No Compromise

I remembered as a child watching two boys fighting in the schoolyard. The larger of the two swung his smaller opponent around and held him in a headlock. The little guy fought hard slamming his fist against his challenger’s back and kicked him with all his might. Finally, the oppressor gained his footing, snatched the small boy’s hand, and held it behind his back.

“Say Uncle!” he demanded.


“Say it, or I’ll hurt you.”


With one final twist, the little guy went down and knelt on the asphalt.

“Are you going to say it or not?”

The smaller boy scrunched his face. “I don’t want to,” he cried. “Okay, I give; Uncle. I give, I give.” With that, the superior boy released him and punched the air like a Prize Fighting Champion.

The small boy sat quietly not saying a word.

A compromised person becomes vulnerable and inflicts shame and dishonor on himself.  We, as Christians, compromise when we allow the world to tell us what to think and how to act.  Other times we remain silent to the truth while others spew lies about God around us.

In Daniel chapter 3, we learn of three men who refused to cooperate with the Babylonian King, Nebuchadnezzar. The egotistical monarch created a statue of himself that measured 90 feet in height and nine feet in width. When the time came to unveil the monstrosity, Nebuchadnezzar gathered all of his government officials and demanded that at the sound of a horn blowing, everyone must bow down to his image. Refusal to bow would be an insult to the King and an immediate cause of death.

However, Daniel’s three friends, Shadrach, Meshach, and Abed-nego stood erect and denied the statue their worship. Faced with the threat of burning in a furnace, they refused to retreat from God’s command not to worship any other god and remained unflinching.

When asked why they refused to bow the men said, “O Nebuchadnezzar, we do not need to give you an answer concerning this matter. If it be so, our God whom we serve is able to deliver us from the furnace of blazing fire; and He will deliver us out of your hand, O king. But even if He does not, let it be known to you, O king, that we are not going to serve your gods or worship the golden image that you have set up.” (Daniel 3:16-18; emphasis mine. NASB)

Their love for God outweighed their impulse to live. Nonetheless, they would not presume that God would save them. Despite their imminent death, they remained steadfast.

Most of us know the outcome of the three men; the King peeks into the furnace, but instead of three men burning, he sees four men walking. Not only had God saved Daniel’s friends from the fire, but he also entered the oven with them! Amazing.

Jesus knows that it hurts to be unloved and disliked. He underwent rejection from the people he created and felt that heartache. Jesus understands our weaknesses. He knows our feeble hearts and our ability to kowtow to pressures of society.

Even so, no middle ground or fence is sitting is acceptable with God. It’s all or nothing. Calling yourself a Christian is either true of your heart, or it isn’t.

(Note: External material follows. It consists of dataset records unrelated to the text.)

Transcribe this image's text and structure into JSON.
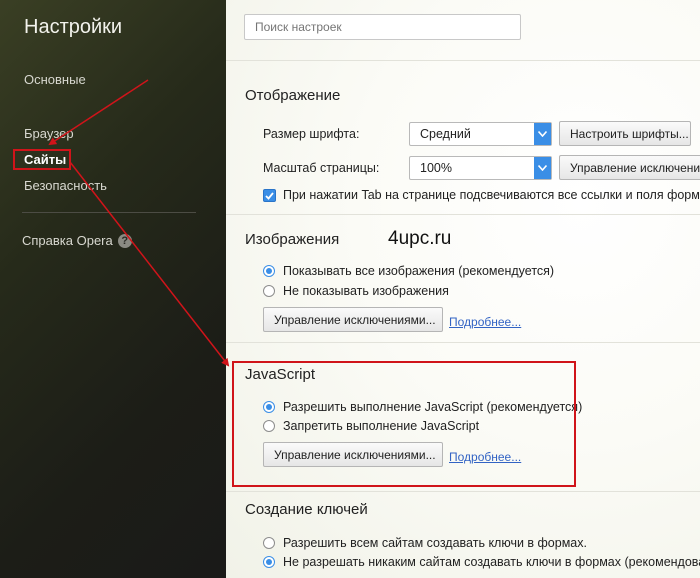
{
  "sidebar": {
    "title": "Настройки",
    "items": [
      {
        "label": "Основные"
      },
      {
        "label": "Браузер"
      },
      {
        "label": "Сайты"
      },
      {
        "label": "Безопасность"
      }
    ],
    "help": {
      "label": "Справка Opera",
      "icon": "help-icon"
    }
  },
  "search": {
    "placeholder": "Поиск настроек"
  },
  "display": {
    "title": "Отображение",
    "font_size_label": "Размер шрифта:",
    "font_size_value": "Средний",
    "font_button": "Настроить шрифты...",
    "zoom_label": "Масштаб страницы:",
    "zoom_value": "100%",
    "zoom_button": "Управление исключения",
    "tab_checkbox_label": "При нажатии Tab на странице подсвечиваются все ссылки и поля форм",
    "tab_checkbox_checked": true
  },
  "images": {
    "title": "Изображения",
    "options": [
      {
        "label": "Показывать все изображения (рекомендуется)",
        "checked": true
      },
      {
        "label": "Не показывать изображения",
        "checked": false
      }
    ],
    "manage_button": "Управление исключениями...",
    "more_link": "Подробнее..."
  },
  "watermark": "4upc.ru",
  "javascript": {
    "title": "JavaScript",
    "options": [
      {
        "label": "Разрешить выполнение JavaScript (рекомендуется)",
        "checked": true
      },
      {
        "label": "Запретить выполнение JavaScript",
        "checked": false
      }
    ],
    "manage_button": "Управление исключениями...",
    "more_link": "Подробнее..."
  },
  "keygen": {
    "title": "Создание ключей",
    "options": [
      {
        "label": "Разрешить всем сайтам создавать ключи в формах.",
        "checked": false
      },
      {
        "label": "Не разрешать никаким сайтам создавать ключи в формах (рекомендовано).",
        "checked": true
      }
    ]
  },
  "colors": {
    "accent": "#3a8ee6",
    "highlight": "#d0141a",
    "link": "#3263c4"
  }
}
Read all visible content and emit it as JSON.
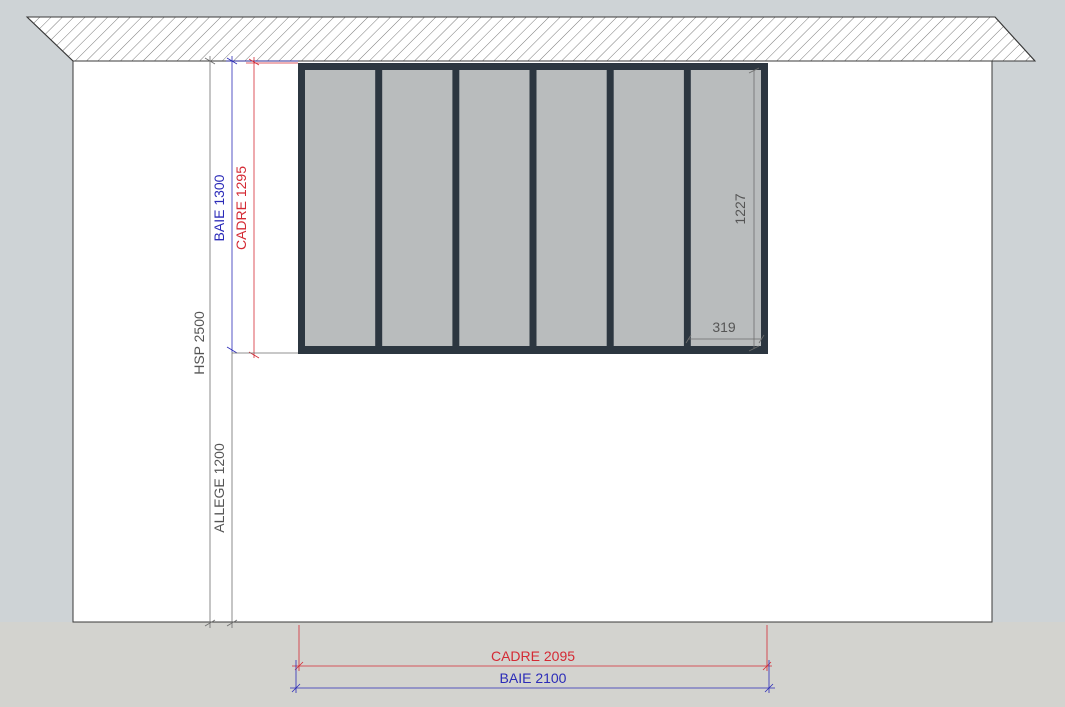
{
  "labels": {
    "hsp": "HSP 2500",
    "allege": "ALLEGE 1200",
    "baie_height": "BAIE 1300",
    "cadre_height": "CADRE 1295",
    "pane_height": "1227",
    "pane_width": "319",
    "cadre_width": "CADRE 2095",
    "baie_width": "BAIE 2100"
  },
  "window": {
    "panels": 6
  },
  "colors": {
    "background": "#ced3d6",
    "ground": "#d3d3cf",
    "wall": "#ffffff",
    "frame": "#2c3640",
    "glass": "#b9bcbd",
    "baie": "#2b2bb8",
    "cadre": "#d42a34",
    "neutral": "#6e6e6e"
  }
}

It’s the same as saying, you’re a little pregnant; you are, or you’re not. Likewise, you can’t proclaim, “I once murdered, but now I’m not a murderer.” You are a murderer. There’s no going back, or in between.

Some will say, “I was a Christian, but I’m not now.” It’s probably safe to say that you were never a Christian. True faith does not give up. It does not fail. It does not try a new thing. It does not stop believing. It remains firm, without compromise, unbending.

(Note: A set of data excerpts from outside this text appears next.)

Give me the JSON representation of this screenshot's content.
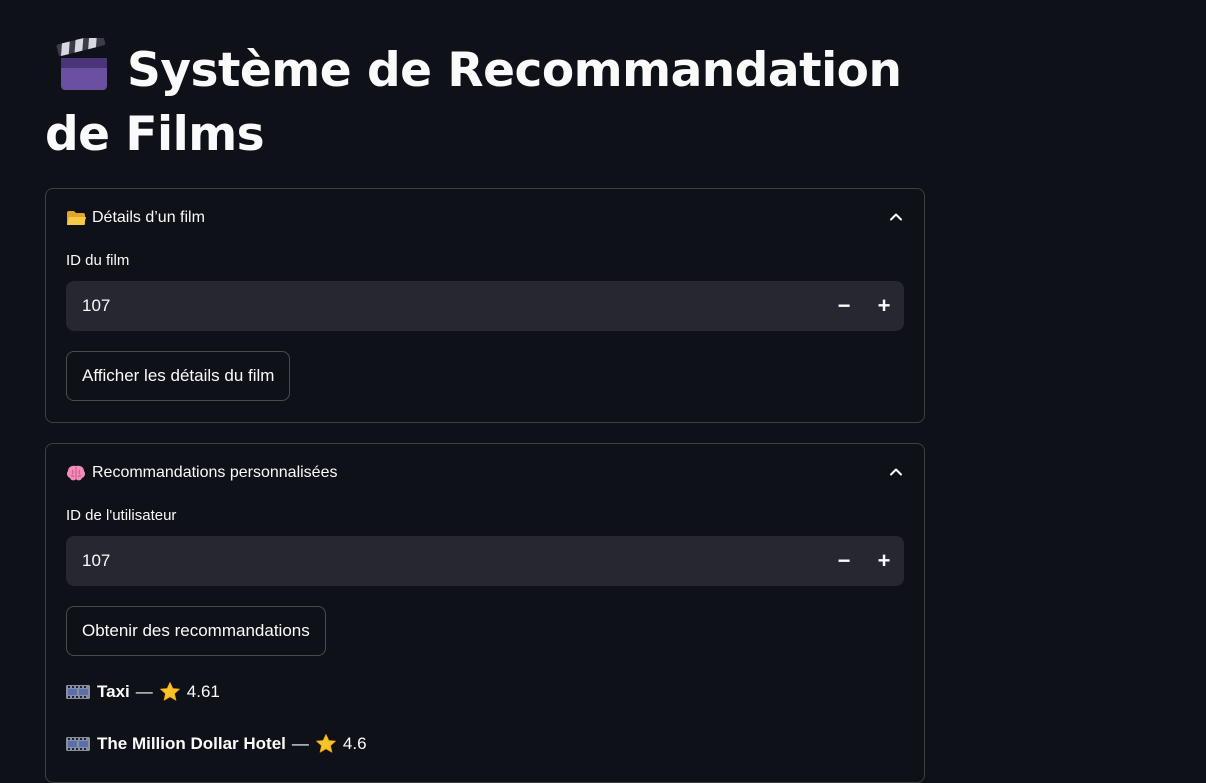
{
  "page": {
    "title": "Système de Recommandation de Films",
    "title_icon": "clapper-board-icon"
  },
  "film_details": {
    "header": "Détails d’un film",
    "header_icon": "folder-icon",
    "input_label": "ID du film",
    "input_value": "107",
    "decrement": "−",
    "increment": "+",
    "button_label": "Afficher les détails du film"
  },
  "recommendations": {
    "header": "Recommandations personnalisées",
    "header_icon": "brain-icon",
    "input_label": "ID de l'utilisateur",
    "input_value": "107",
    "decrement": "−",
    "increment": "+",
    "button_label": "Obtenir des recommandations",
    "separator": "—",
    "items": [
      {
        "title": "Taxi",
        "rating": "4.61"
      },
      {
        "title": "The Million Dollar Hotel",
        "rating": "4.6"
      }
    ]
  },
  "colors": {
    "background": "#0e1117",
    "input_bg": "#262730",
    "text": "#fafafa",
    "star": "#f7c325"
  }
}
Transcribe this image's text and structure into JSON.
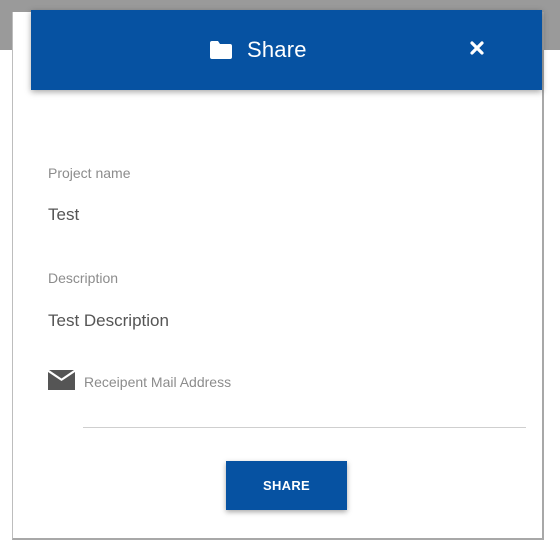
{
  "dialog": {
    "title": "Share",
    "header_icon": "folder-icon",
    "close_icon": "close-icon",
    "accent_color": "#0652a2"
  },
  "fields": {
    "project_name_label": "Project name",
    "project_name_value": "Test",
    "description_label": "Description",
    "description_value": "Test Description"
  },
  "mail": {
    "icon": "envelope-icon",
    "placeholder": "Receipent Mail Address",
    "value": ""
  },
  "actions": {
    "share_label": "SHARE"
  }
}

Easy to say? No. The Christian life is not an easy road. It is not simple to remain joyful when the word Christian has ridicule and resentment associated with its name. However, like Daniel’s friends, we’re confident that God will accompany us during the rough times, and he will provide strength to persevere. Romans 8:37-39 says, “That we are conquerors through Him that loves us. For I am convinced that neither death nor life … or any created thing will be able to separate us from the Love of God, which is in Christ Jesus our Lord.” (Paraphrased, NASB)

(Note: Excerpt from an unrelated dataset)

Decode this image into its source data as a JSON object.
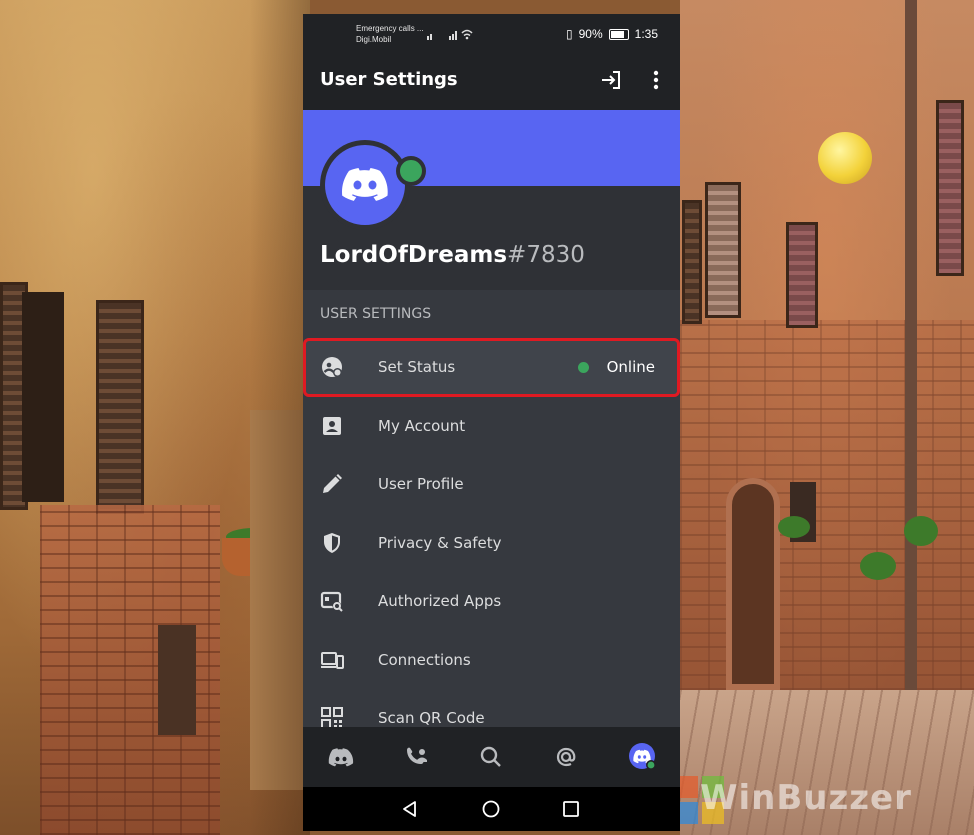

Finally, in her book, Secure in the Everlasting Arms, Elisabeth Elliot says, “For most of us, it (obedience) will not mean lion’s dens or Auca spears, or imprisonment, but it will mean a daily, faithful, humble, glad obedience to the same Lord who has held steady all those who commit themselves to Him. It will mean the willingness to stand against what everybody’s doing and what everybody says is OK. It will mean the surrender of what the world calls safety, and the acceptance of whatever sacrifice and suffering God may choose to send. Do it! Choose Jesus Christ! Deny yourself, take up the cross, and follow Him – for the world must be shown. The world must see, in us, a discernible, visible, startling difference.”